Dialogo 3/A. Rapporto fra profezie e storia.

Il tema è molto complesso, perciò cercheremo di dare solo un chiarimento iniziale. In Michea 3:12 è profetizzata chiaramente la catastrofe: «Per causa vostra, Sion sarà arata come un campo, Gerusalemme diventerà un mucchio di rovine e il monte del tempio un’altura boscosa». Eppure, circa un secolo dopo, per Geremia la catastrofe era ancora evitabile (Ger 4:14; 6:8). Giona profetizzò che Ninive sarebbe stata distrutta dopo 40 giorni. I Niniviti ebbero fiducia nel perdono e Dio cancellò la profezia. Perché le profezie negative sono annunciate nella speranza che non si realizzino, mentre quelle positive Dio le manda comunque a effetto, prima o poi, in un modo o nell’altro.
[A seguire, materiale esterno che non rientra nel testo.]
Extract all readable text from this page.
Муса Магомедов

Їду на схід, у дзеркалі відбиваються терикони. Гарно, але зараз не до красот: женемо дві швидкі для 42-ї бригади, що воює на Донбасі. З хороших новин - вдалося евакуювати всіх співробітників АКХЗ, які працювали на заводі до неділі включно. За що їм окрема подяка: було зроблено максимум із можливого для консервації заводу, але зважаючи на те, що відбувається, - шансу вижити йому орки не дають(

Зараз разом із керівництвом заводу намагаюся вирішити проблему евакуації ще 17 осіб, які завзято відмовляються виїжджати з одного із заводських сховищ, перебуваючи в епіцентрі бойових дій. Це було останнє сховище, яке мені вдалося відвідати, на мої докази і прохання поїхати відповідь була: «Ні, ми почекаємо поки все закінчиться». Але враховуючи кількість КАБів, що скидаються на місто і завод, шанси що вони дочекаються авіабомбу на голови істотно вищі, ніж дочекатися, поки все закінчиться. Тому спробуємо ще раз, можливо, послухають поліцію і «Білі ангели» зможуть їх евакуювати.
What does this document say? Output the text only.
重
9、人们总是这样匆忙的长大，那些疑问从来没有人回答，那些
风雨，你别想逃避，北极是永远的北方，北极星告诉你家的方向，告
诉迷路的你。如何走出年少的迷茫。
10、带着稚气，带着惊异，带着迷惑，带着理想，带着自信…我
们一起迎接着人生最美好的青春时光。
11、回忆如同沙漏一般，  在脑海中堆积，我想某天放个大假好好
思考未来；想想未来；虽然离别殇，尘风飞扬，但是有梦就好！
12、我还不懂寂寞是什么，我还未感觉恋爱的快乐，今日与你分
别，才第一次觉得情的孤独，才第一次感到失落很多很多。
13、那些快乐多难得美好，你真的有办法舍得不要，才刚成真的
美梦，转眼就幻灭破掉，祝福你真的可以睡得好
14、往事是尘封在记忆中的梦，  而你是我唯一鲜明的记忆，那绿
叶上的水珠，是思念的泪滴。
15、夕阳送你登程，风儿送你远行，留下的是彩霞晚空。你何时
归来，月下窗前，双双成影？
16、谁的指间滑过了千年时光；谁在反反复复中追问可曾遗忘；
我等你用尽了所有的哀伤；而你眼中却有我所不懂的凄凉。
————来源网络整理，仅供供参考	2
L’atteggiamento di Paolo sulle profezie è chiaramente espresso in un episodio di grande chiarezza, ma poco usato a questo scopo. In Atti 27:20-44 è raccontato come la nave che lo stava portando a Roma stesse per affondare, ma Paolo riferì a tutti che Dio voleva salvarli. Alcuni marinai, però, manifestarono di non credere a quella promessa e allora Paolo avvertì che quel comportamento avrebbe annullato la profezia. Quella manifesta mancanza di fede cessò, così poi Paolo disse: «Vi esorto a prendere cibo, perché questo contribuirà alla vostra salvezza; e neppure un capello del vostro capo perirà». Finì che «tutti giunsero salvi a terra». La profezia andò in porto, ma non per questo fu annullata la responsabilità e la collaborazione umana. La storia ha le sue regole, di fronte alle quali anche le profezie cedono il passo!

Il Vangelo di Matteo racconta una storia vera, non un meccanismo a orologeria con protagonisti finti, somiglianti a burattini manovrati da Dio!

Dialogo 3/B. Nell’Antico Testamento, prima e seconda venuta del Messia sono unite.

Basta un minimo di conoscenza biblica per sapere che, nell’Antico Testamento, la prima e la seconda venuta del Messia sono messe insieme, come due catene montuose viste da lontano. L’opera del Messia è descritta come se facesse tutto alla sua prima e unica venuta. Se ne dovrebbe trarre una conseguenza inevitabile, cioè che Gesù sembra che NON abbia realizzato le profezie dell’Antico Testamento sul Messia. Perché se ci promettono una casa entro un certo tempo e poi ci consegnano solo le fondamenta, rinviando il resto a non si sa quando, allora la promessa NON è stata mantenuta.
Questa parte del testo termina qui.